The humanities have seen an irreversible paradigm shift towards Digital Humanities, based on automatic quantitative analysis of (big) data. This trend has even reached scholarly fields such as history and literary studies, not to mention linguistics and translatology with their notable tradition of corpus-driven and quantitative methods. Apart from research, data science has been widely used in journalism, public administration, as well as consulting. Competence in data science can hence give you a competitive advantage on the labor market.
We will teach you:  
- to clean and structure data into neat tables;
- to discover trends, recurring patterns, and outliers;
- basics of modern data visualization.

We use the open-source programming language R along with its advanced RStudio IDE and tidyverse, the globally popular collection of professional data-scientific tools. We mostly use the library-innate data sets mtcars, diamonds, and iris to explain the concepts and functions, but later on we present a case study.
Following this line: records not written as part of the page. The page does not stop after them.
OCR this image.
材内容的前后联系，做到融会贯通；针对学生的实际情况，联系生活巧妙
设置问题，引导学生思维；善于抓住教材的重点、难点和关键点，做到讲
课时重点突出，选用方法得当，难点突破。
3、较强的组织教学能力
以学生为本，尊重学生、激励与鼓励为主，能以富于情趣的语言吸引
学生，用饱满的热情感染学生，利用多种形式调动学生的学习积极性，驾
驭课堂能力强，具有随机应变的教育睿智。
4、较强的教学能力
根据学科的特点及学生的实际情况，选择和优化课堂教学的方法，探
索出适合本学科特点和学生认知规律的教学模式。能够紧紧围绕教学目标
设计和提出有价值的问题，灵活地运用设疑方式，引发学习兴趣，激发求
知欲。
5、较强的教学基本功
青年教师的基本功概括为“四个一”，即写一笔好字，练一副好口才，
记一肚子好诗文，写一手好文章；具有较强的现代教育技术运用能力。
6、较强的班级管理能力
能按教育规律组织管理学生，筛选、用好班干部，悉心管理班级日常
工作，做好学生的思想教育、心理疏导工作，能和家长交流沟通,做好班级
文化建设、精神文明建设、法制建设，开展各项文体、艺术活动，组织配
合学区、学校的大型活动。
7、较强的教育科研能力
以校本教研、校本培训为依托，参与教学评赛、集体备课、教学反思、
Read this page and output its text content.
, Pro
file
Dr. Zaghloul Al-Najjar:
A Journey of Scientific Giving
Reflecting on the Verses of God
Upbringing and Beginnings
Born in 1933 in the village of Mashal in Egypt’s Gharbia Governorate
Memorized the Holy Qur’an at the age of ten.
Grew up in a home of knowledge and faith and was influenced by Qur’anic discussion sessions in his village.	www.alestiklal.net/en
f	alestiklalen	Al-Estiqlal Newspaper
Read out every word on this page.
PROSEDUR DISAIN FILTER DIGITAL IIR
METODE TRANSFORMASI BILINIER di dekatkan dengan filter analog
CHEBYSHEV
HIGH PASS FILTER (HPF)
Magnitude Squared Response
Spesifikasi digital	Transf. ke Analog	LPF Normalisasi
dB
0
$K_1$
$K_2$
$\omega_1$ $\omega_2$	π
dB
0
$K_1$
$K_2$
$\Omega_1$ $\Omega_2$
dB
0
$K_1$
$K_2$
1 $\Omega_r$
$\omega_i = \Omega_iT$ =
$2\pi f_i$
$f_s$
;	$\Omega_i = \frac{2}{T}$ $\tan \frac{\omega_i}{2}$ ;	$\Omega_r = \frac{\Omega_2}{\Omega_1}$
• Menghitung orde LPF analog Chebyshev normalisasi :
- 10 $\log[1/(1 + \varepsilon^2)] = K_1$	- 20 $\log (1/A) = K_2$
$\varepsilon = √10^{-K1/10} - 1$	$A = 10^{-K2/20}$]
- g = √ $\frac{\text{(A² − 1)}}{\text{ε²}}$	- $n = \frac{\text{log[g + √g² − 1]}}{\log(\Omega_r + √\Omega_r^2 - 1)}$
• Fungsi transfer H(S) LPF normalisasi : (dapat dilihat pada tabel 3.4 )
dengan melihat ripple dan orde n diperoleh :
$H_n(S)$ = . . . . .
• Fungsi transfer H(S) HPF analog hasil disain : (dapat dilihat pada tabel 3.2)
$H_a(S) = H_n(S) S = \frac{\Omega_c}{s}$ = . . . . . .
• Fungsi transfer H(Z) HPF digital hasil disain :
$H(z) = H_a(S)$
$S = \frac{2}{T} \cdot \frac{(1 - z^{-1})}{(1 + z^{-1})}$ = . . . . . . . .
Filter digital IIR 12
We use linguistic data by default, but we gladly tailor this part of the course to interesting data sets and tasks delivered by course students (with reasonable notice).

Depending on their current pricing and promotion policy, DataCamp, a respected MOOC hub for data science, may offer our students complimentary access to premium content for the whole term.

Prerequisities: English, basic computer literacy, frustration tolerance, and discipline for regular homeworks. No programming skills are required.
Grade requirements: active participation in all lessons (exceptions are up to teachers), timely submission of homeworks, comprehensive discussion preparation on selected reading (3 - 4 papers/term)

Syllabus
- Getting to know RStudio. Essential concepts. Data science as a subdomain of programming.
- Packages/libraries, functions, arguments, and parameters.
- Selected data structures: vector, factor, data frame, table, tibble, list, matrix.
- Reporting in RMarkDown.
- Data aggregation.
- Visual grammar in the ggplot2 plotting library.
- Visual data exploration: variable types and combinations, appropriate plots and mapping to aesthetic scales.
- Handling overplotting.
- Smoothing in ggplot2.
- Statistical transformation objects ("stat_xxx") and their interaction with the geometrical objects ("geom_xxx").
- The Tidy Data concept.
- Data wrangling: the essential functions of dplyr and tidyr for table transformations.
- Operations on strings (the stringr library).
- Import and export of diverse file formats and objects.
- Case study.

References:

Hadley Wickham and Garrett Grolemund. 2017. R for Data Science. O'Reilly. free online: http://r4ds.had.co.nz/
Garrett Grolemund. 2014. Hands-On Programming with R. O'Reilly.
Nina Zumel and John Mount. 2014 Practical Data Science with R. Manning.
Julia Silge and David Robinson: Text Mining with R. A tidy approach. 2017. O'Reilly.
Stefan Th. Gries. 2013. Statistics for Linguistics with R. A practical introduction. De Gruyter.
Stefan Th. Gries. 2009. Quantitative Corpus Linguistics with R. De Gruyter. Routledge.
Matthew L. Jockers. 2014. Text Analysis with R for Students of Literature. Springer.
Natalia Levshina. 2015. How to do Linguistics with R. Data exploration and statistical analysis. John Benjamins.
Simon Munzert, Christian Rubba, Peter Meissner, Dominic Nyhuis: Automated Data Collection with R. A Practical Guide to Web Scraping and Text Mining. 2015. Wiley.

 

The course usually takes place in the summer term, on Friday mornings (9-12), in the SU1 lab at Malostranské náměstí 25.